Scalar features, namely the mean and standard deviation of these variables, are computed for each system and serve as inputs to our models. To distinguish between internal feedback processes and external influences, these metrics are calculated both within the DCS and within a 5° by 5° region centered on the system’s barycenter. Bottom panels of Fig. 1, as well as supplementary examples in supplementary Fig. S1, show examples of physical fields for a given DCS at 1.5 h of development. This dual approach provides a comprehensive view of values within the system and in the environment surrounding the system, allowing us to better understand how internal and external conditions influence the size of mature systems.

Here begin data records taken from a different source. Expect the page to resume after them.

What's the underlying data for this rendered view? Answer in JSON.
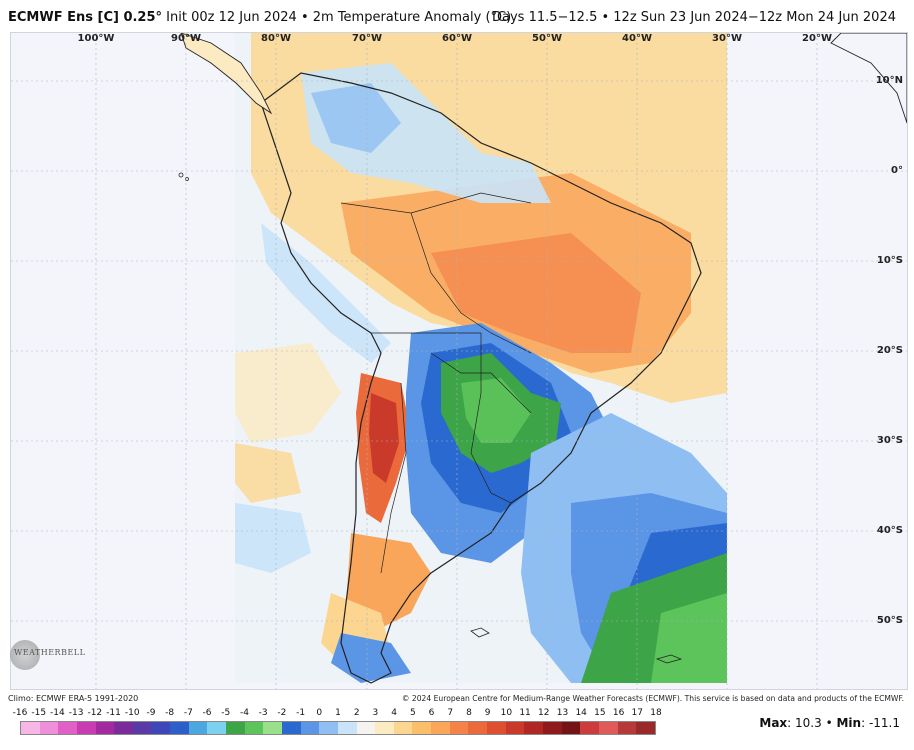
{
  "header": {
    "model": "ECMWF Ens [C] 0.25°",
    "init": "Init 00z 12 Jun 2024",
    "separator": "•",
    "field": "2m Temperature Anomaly (°C)",
    "valid": "Days 11.5−12.5 • 12z Sun 23 Jun 2024−12z Mon 24 Jun 2024"
  },
  "map": {
    "longitude_labels": [
      "100°W",
      "90°W",
      "80°W",
      "70°W",
      "60°W",
      "50°W",
      "40°W",
      "30°W",
      "20°W"
    ],
    "latitude_labels": [
      "10°N",
      "0°",
      "10°S",
      "20°S",
      "30°S",
      "40°S",
      "50°S"
    ],
    "region": "South America"
  },
  "footer": {
    "climo": "Climo: ECMWF ERA-5 1991-2020",
    "copyright": "© 2024 European Centre for Medium-Range Weather Forecasts (ECMWF). This service is based on data and products of the ECMWF."
  },
  "colorbar": {
    "labels": [
      "-16",
      "-15",
      "-14",
      "-13",
      "-12",
      "-11",
      "-10",
      "-9",
      "-8",
      "-7",
      "-6",
      "-5",
      "-4",
      "-3",
      "-2",
      "-1",
      "0",
      "1",
      "2",
      "3",
      "4",
      "5",
      "6",
      "7",
      "8",
      "9",
      "10",
      "11",
      "12",
      "13",
      "14",
      "15",
      "16",
      "17",
      "18"
    ],
    "colors": [
      "#f7b6e6",
      "#ef8fd9",
      "#e060c8",
      "#c93bb0",
      "#a32a9f",
      "#7a2c9a",
      "#5a3aa6",
      "#3f48b8",
      "#2c5fc9",
      "#4aa7e0",
      "#7dd0ee",
      "#3da447",
      "#5cc45a",
      "#9ae08a",
      "#2a6ad0",
      "#5a95e6",
      "#8fbff2",
      "#c9e3f8",
      "#f5f3f0",
      "#fbeac2",
      "#fcd690",
      "#fbbf6b",
      "#f9a65a",
      "#f4834a",
      "#ea6a3c",
      "#dc4f31",
      "#c93a2a",
      "#b02824",
      "#8f1b1d",
      "#741417",
      "#cc3c3c",
      "#e05a5a",
      "#b73a3a",
      "#9a2a2a"
    ],
    "max_label": "Max",
    "max_value": "10.3",
    "min_label": "Min",
    "min_value": "-11.1",
    "bullet": "•"
  },
  "logo": {
    "text": "WEATHERBELL"
  }
}
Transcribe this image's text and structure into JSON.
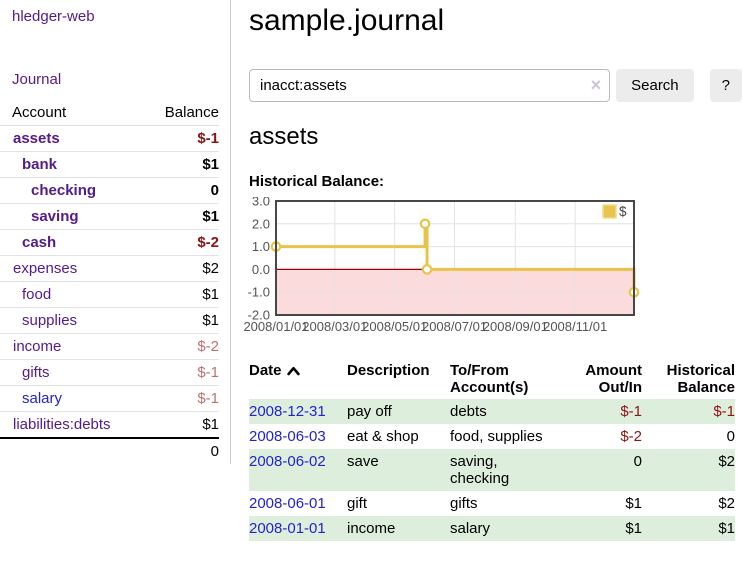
{
  "colors": {
    "link_purple": "#551a8b",
    "link_blue": "#2323cc",
    "negative_strong": "#8f1212",
    "negative_soft": "#c17070",
    "row_green": "#ddeedd",
    "button_gray": "#ececec"
  },
  "sidebar": {
    "brand": "hledger-web",
    "journal_label": "Journal",
    "accounts": {
      "col_account": "Account",
      "col_balance": "Balance",
      "rows": [
        {
          "name": "assets",
          "indent": 1,
          "bold": true,
          "balance": "$-1",
          "balance_style": "neg-strong"
        },
        {
          "name": "bank",
          "indent": 2,
          "bold": true,
          "balance": "$1",
          "balance_style": ""
        },
        {
          "name": "checking",
          "indent": 3,
          "bold": true,
          "balance": "0",
          "balance_style": ""
        },
        {
          "name": "saving",
          "indent": 3,
          "bold": true,
          "balance": "$1",
          "balance_style": ""
        },
        {
          "name": "cash",
          "indent": 2,
          "bold": true,
          "balance": "$-2",
          "balance_style": "neg-strong"
        },
        {
          "name": "expenses",
          "indent": 1,
          "bold": false,
          "balance": "$2",
          "balance_style": ""
        },
        {
          "name": "food",
          "indent": 2,
          "bold": false,
          "balance": "$1",
          "balance_style": ""
        },
        {
          "name": "supplies",
          "indent": 2,
          "bold": false,
          "balance": "$1",
          "balance_style": ""
        },
        {
          "name": "income",
          "indent": 1,
          "bold": false,
          "balance": "$-2",
          "balance_style": "neg-soft"
        },
        {
          "name": "gifts",
          "indent": 2,
          "bold": false,
          "balance": "$-1",
          "balance_style": "neg-soft"
        },
        {
          "name": "salary",
          "indent": 2,
          "bold": false,
          "link_style": "unvisited",
          "balance": "$-1",
          "balance_style": "neg-soft"
        },
        {
          "name": "liabilities:debts",
          "indent": 1,
          "bold": false,
          "balance": "$1",
          "balance_style": ""
        }
      ],
      "total": "0"
    }
  },
  "main": {
    "title": "sample.journal",
    "search": {
      "value": "inacct:assets",
      "clear_icon": "×",
      "button_label": "Search",
      "help_label": "?"
    },
    "register": {
      "heading": "assets",
      "chart_label": "Historical Balance:"
    }
  },
  "chart_data": {
    "type": "line",
    "style": "step",
    "title": "Historical Balance of assets",
    "legend": "$",
    "legend_position": "top-right",
    "grid": true,
    "ylim": [
      -2,
      3
    ],
    "x_range_days": [
      0,
      365
    ],
    "y_ticks": [
      {
        "label": "3.0",
        "value": 3
      },
      {
        "label": "2.0",
        "value": 2
      },
      {
        "label": "1.0",
        "value": 1
      },
      {
        "label": "0.0",
        "value": 0
      },
      {
        "label": "-1.0",
        "value": -1
      },
      {
        "label": "-2.0",
        "value": -2
      }
    ],
    "x_ticks": [
      {
        "label": "2008/01/01",
        "day": 0
      },
      {
        "label": "2008/03/01",
        "day": 60
      },
      {
        "label": "2008/05/01",
        "day": 121
      },
      {
        "label": "2008/07/01",
        "day": 182
      },
      {
        "label": "2008/09/01",
        "day": 244
      },
      {
        "label": "2008/11/01",
        "day": 305
      }
    ],
    "series": [
      {
        "name": "$",
        "points": [
          {
            "date": "2008-01-01",
            "day": 0,
            "value": 1
          },
          {
            "date": "2008-06-01",
            "day": 152,
            "value": 2
          },
          {
            "date": "2008-06-03",
            "day": 154,
            "value": 0
          },
          {
            "date": "2008-12-31",
            "day": 365,
            "value": -1
          }
        ]
      }
    ],
    "line_color": "#e8c44c",
    "marker_fill": "#ffffff",
    "negative_fill": "#fbdbdb",
    "zero_line_color": "#a40000",
    "grid_color": "#e3e3e3",
    "border_color": "#474747",
    "tick_text_color": "#545454"
  },
  "table": {
    "headers": [
      "Date",
      "Description",
      "To/From Account(s)",
      "Amount Out/In",
      "Historical Balance"
    ],
    "sort": {
      "column": "Date",
      "direction": "asc"
    },
    "rows": [
      {
        "date": "2008-12-31",
        "description": "pay off",
        "accounts": "debts",
        "amount": "$-1",
        "amount_negative": true,
        "balance": "$-1",
        "balance_negative": true
      },
      {
        "date": "2008-06-03",
        "description": "eat & shop",
        "accounts": "food, supplies",
        "amount": "$-2",
        "amount_negative": true,
        "balance": "0",
        "balance_negative": false
      },
      {
        "date": "2008-06-02",
        "description": "save",
        "accounts": "saving, checking",
        "amount": "0",
        "amount_negative": false,
        "balance": "$2",
        "balance_negative": false
      },
      {
        "date": "2008-06-01",
        "description": "gift",
        "accounts": "gifts",
        "amount": "$1",
        "amount_negative": false,
        "balance": "$2",
        "balance_negative": false
      },
      {
        "date": "2008-01-01",
        "description": "income",
        "accounts": "salary",
        "amount": "$1",
        "amount_negative": false,
        "balance": "$1",
        "balance_negative": false
      }
    ]
  }
}
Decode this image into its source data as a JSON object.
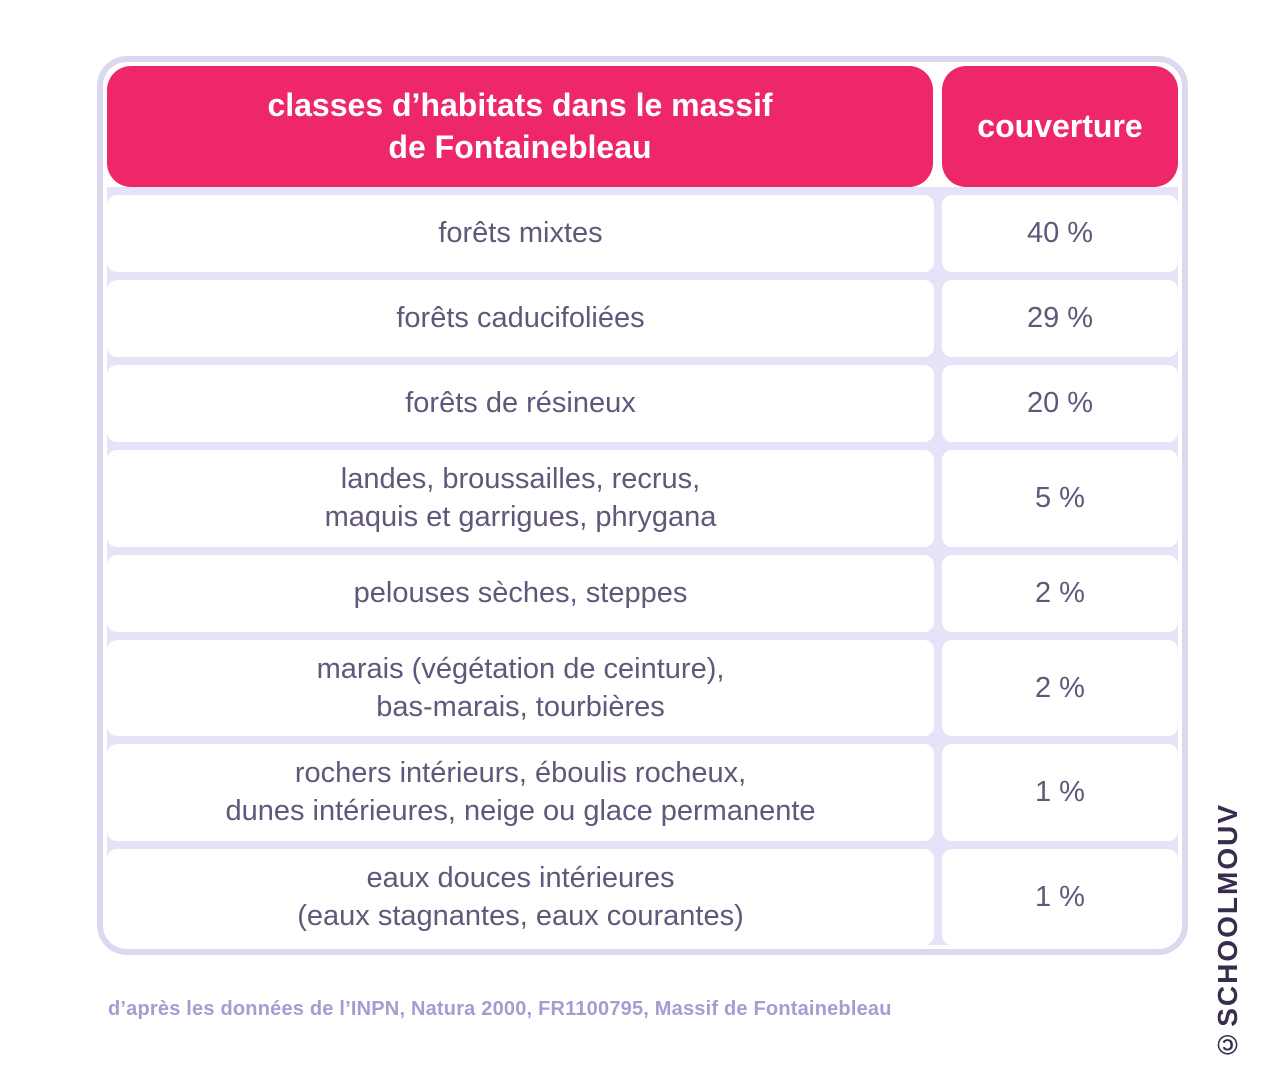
{
  "table": {
    "header": {
      "col1": "classes d’habitats dans le massif\nde Fontainebleau",
      "col2": "couverture"
    },
    "rows": [
      {
        "habitat": "forêts mixtes",
        "coverage": "40 %"
      },
      {
        "habitat": "forêts caducifoliées",
        "coverage": "29 %"
      },
      {
        "habitat": "forêts de résineux",
        "coverage": "20 %"
      },
      {
        "habitat": "landes, broussailles, recrus,\nmaquis et garrigues, phrygana",
        "coverage": "5 %"
      },
      {
        "habitat": "pelouses sèches, steppes",
        "coverage": "2 %"
      },
      {
        "habitat": "marais (végétation de ceinture),\nbas-marais, tourbières",
        "coverage": "2 %"
      },
      {
        "habitat": "rochers intérieurs, éboulis rocheux,\ndunes intérieures, neige ou glace permanente",
        "coverage": "1 %"
      },
      {
        "habitat": "eaux douces intérieures\n(eaux stagnantes, eaux courantes)",
        "coverage": "1 %"
      }
    ]
  },
  "source": {
    "text": "d’après les données de l’INPN, Natura 2000, FR1100795, Massif de Fontainebleau"
  },
  "watermark": {
    "text": "©SCHOOLMOUV"
  },
  "colors": {
    "header_pink": "#ED2769",
    "gap_lavender": "#E6E2F7",
    "border_lavender": "#DDD8F0",
    "body_text": "#62577A",
    "source_text": "#A59CD1",
    "watermark_text": "#382D4C",
    "background": "#FFFFFF"
  },
  "chart_data": {
    "type": "table",
    "title": "classes d’habitats dans le massif de Fontainebleau",
    "columns": [
      "classes d’habitats dans le massif de Fontainebleau",
      "couverture"
    ],
    "categories": [
      "forêts mixtes",
      "forêts caducifoliées",
      "forêts de résineux",
      "landes, broussailles, recrus, maquis et garrigues, phrygana",
      "pelouses sèches, steppes",
      "marais (végétation de ceinture), bas-marais, tourbières",
      "rochers intérieurs, éboulis rocheux, dunes intérieures, neige ou glace permanente",
      "eaux douces intérieures (eaux stagnantes, eaux courantes)"
    ],
    "values_percent": [
      40,
      29,
      20,
      5,
      2,
      2,
      1,
      1
    ],
    "source": "d’après les données de l’INPN, Natura 2000, FR1100795, Massif de Fontainebleau"
  }
}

Additionally, we also include features that account for the influence of surrounding convective systems -number, age, and proximity of these neighboring systems, as detailed in the Table 2- since they may impact moisture distribution, CAPE or enhance lifting through gravity wave interactions²⁸. One key features, called interaction power denotes the influence of each neighboring system size (see Fig. 1B), quantified by weighting its distance to the center of the system of interest (using $\exp (-{(d/{d}_{0})}^{2})$, where d is the distance to the center, and d₀ = 50 km), and then averaging over all neighboring systems to obtain the average influence factor. For the maximum influence factor, we took the maximum value instead of the average (nearest neighbor). Finally, system-level attributes, such as eccentricity, geographic position (latitude and longitude), local time, and migration distance and whether it forms over land or ocean are also incorporated into the analysis, as described in Table 2.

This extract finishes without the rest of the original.